It's normal for the training accuracy to be better than the testng accuracy to some degree, because it's hard to avoid for the network to be better at predicting the data it sees. But a 9% difference is too much.

One way of helping this is by doing some regularization. We can add dropout to our model after a few layers.

model = Sequential()
model.add(Conv2D(128, (3, 3), padding='same', input_shape=(32,32,3)))
model.add(Activation('relu'))
model.add(MaxPooling2D(pool_size=(2, 2)))
model.add(Conv2D(64, (3, 3), padding='same'))
model.add(Activation('relu'))
model.add(MaxPooling2D(pool_size=(2, 2)))
model.add(Conv2D(64, (3, 3), padding='same'))
model.add(Activation('relu'))
model.add(MaxPooling2D(pool_size=(2, 2)))
model.add(Dropout(0.25))
model.add(Flatten())
model.add(Dense(256))
model.add(Activation('relu'))
model.add(Dense(100))
model.add(Activation('relu'))
model.add(Dropout(0.25))
model.add(Dense(num_classes))
model.add(Activation('softmax'))
model.summary()

We compile and train again.

model.compile(loss='categorical_crossentropy',
              optimizer='sgd',
              metrics=['accuracy'])

model.fit(x_train, y_train,
          batch_size=128,
          epochs=50,
          validation_data=(x_test, y_test))
<keras.callbacks.History at 0x7ff45ceff6a0>

We check our test loss and training loss again.

score = model.evaluate(x_test, y_test, verbose=0)
print('Test loss:', score[0])
print('Test accuracy:', score[1])

score = model.evaluate(x_train, y_train, verbose=0)
print('Training loss:', score[0])
print('Training accuracy:', score[1])

Now our training accuracy is lower (72%) but our test accuracy is higher (69%). This is more like what we expect.

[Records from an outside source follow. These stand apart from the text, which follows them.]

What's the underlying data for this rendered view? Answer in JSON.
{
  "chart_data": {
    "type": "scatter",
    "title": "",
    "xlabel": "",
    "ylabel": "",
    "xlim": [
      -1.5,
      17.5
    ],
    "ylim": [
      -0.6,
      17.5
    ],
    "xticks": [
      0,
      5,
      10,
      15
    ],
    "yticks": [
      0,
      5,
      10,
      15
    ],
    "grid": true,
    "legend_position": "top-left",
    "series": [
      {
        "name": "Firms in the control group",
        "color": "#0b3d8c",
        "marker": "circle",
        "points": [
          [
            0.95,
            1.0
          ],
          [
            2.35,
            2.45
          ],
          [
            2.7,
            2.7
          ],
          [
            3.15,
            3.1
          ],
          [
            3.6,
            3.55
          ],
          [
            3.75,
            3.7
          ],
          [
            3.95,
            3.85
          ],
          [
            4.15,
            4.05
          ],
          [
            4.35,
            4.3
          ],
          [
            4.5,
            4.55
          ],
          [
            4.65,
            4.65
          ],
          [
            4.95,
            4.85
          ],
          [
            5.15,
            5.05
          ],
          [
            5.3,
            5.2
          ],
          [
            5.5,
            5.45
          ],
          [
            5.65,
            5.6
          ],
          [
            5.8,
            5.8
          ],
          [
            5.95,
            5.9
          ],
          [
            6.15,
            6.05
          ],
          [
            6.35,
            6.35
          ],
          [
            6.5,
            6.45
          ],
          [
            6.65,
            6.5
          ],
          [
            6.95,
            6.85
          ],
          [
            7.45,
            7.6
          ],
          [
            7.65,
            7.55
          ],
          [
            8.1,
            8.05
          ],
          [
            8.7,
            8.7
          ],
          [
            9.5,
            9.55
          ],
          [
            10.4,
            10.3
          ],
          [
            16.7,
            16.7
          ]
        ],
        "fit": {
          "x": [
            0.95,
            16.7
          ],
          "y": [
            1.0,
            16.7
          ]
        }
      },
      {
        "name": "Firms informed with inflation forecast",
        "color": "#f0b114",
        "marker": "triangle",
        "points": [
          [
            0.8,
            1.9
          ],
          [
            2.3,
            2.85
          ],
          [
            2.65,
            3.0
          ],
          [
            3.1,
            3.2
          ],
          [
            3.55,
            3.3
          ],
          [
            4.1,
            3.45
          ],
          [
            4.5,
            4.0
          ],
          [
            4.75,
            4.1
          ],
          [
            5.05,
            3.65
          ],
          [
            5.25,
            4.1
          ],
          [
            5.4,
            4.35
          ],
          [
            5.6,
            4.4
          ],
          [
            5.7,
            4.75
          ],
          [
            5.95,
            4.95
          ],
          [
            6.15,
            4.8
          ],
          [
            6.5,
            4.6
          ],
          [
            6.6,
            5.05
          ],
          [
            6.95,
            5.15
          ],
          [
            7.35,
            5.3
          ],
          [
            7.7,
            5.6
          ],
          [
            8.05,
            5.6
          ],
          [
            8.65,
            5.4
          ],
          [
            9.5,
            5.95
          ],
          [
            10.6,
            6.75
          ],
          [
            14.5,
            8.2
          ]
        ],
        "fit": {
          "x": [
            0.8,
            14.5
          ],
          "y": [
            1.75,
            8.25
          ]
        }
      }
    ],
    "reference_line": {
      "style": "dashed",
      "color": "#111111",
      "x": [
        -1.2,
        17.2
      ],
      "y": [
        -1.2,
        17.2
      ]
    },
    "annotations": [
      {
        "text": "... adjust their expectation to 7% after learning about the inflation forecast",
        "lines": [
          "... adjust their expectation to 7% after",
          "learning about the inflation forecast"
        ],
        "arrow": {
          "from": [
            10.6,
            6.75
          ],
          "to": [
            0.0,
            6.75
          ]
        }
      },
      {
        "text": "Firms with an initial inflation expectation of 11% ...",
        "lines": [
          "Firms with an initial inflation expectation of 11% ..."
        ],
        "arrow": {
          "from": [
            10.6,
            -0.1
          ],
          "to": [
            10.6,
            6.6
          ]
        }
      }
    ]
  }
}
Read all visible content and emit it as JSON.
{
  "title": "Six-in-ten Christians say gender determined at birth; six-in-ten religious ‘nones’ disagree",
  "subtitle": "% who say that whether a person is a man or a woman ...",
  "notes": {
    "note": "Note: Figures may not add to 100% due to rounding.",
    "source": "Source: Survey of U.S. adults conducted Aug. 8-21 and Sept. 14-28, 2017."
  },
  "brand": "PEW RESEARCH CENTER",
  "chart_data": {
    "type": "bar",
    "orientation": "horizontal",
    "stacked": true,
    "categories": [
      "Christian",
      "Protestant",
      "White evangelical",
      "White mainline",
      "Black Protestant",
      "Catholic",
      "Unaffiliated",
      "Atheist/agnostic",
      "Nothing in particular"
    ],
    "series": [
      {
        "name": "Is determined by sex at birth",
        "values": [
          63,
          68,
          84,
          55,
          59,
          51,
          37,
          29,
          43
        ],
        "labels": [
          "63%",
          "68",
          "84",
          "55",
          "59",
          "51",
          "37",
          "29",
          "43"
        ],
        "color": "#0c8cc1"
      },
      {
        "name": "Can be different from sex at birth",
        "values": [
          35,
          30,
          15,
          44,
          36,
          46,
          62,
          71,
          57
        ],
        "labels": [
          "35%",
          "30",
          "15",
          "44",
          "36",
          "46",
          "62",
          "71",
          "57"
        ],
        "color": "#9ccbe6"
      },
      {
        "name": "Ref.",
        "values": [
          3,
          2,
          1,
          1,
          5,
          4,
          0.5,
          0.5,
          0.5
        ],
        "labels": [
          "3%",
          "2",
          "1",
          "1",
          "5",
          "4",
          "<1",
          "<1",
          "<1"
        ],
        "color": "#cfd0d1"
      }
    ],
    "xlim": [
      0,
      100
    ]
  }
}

score = model.evaluate(x_test, y_test, verbose=0)
print('Test loss:', score[0])
print('Test accuracy:', score[1])

score = model.evaluate(x_train, y_train, verbose=0)
print('Training loss:', score[0])
print('Training accuracy:', score[1])

Another way of improving performance is to experiment with different optimizers beyond just standard sgd. Let's try to instantiate the same network but use ADAM instead of sgd.

model = Sequential()
model.add(Conv2D(128, (3, 3), padding='same', input_shape=(32,32,3)))
model.add(Activation('relu'))
model.add(MaxPooling2D(pool_size=(2, 2)))
model.add(Conv2D(64, (3, 3), padding='same'))
model.add(Activation('relu'))
model.add(MaxPooling2D(pool_size=(2, 2)))
model.add(Conv2D(64, (3, 3), padding='same'))
model.add(Activation('relu'))
model.add(MaxPooling2D(pool_size=(2, 2)))
model.add(Dropout(0.25))
model.add(Flatten())
model.add(Dense(256))
model.add(Activation('relu'))
model.add(Dense(100))
model.add(Activation('relu'))
model.add(Dropout(0.25))
model.add(Dense(num_classes))
model.add(Activation('softmax'))
model.summary()
model.compile(
    loss='categorical_crossentropy',
    optimizer='adam',
    metrics=['accuracy']
)

model.fit(x_train, y_train,
          batch_size=128,
          epochs=50,
          validation_data=(x_test, y_test))
<keras.callbacks.History at 0x7ff41a52c4e0>
score = model.evaluate(x_test, y_test, verbose=0)
print('Test loss:', score[0])
print('Test accuracy:', score[1])

score = model.evaluate(x_train, y_train, verbose=0)
print('Training loss:', score[0])
print('Training accuracy:', score[1])

78% accuracy! Our best yet. Looks heavily overfit though (99% accuracy on the training set... maybe needs more dropout?)

Still a long way to go to beat the record (96%). We can make a lot of progress by making the network (much) bigger, training for (much) longer and using a lot of little tricks (like data augmentation) but that is beyond the scope of this lesson for now.

Let's also recall how to predict a single value and look at its probabilities.

import matplotlib
x_sample = x_test[0].reshape(1,32,32,3)
y_prob = model.predict(x_sample)[0]
y_pred = y_prob.argmax()
y_actual = y_test[0].argmax()

print("predicted = %d, actual = %d" % (y_pred, y_actual))
matplotlib.pyplot.bar(range(10), y_prob)

Let's also review here how to save and load trained keras models. It's easy! From Keras docuemtnation

from keras.models import load_model

model.save('my_model.h5')  # creates a HDF5 file 'my_model.h5'
del model  # deletes the existing model

# returns a compiled model
# identical to the previous one
model = load_model('my_model.h5')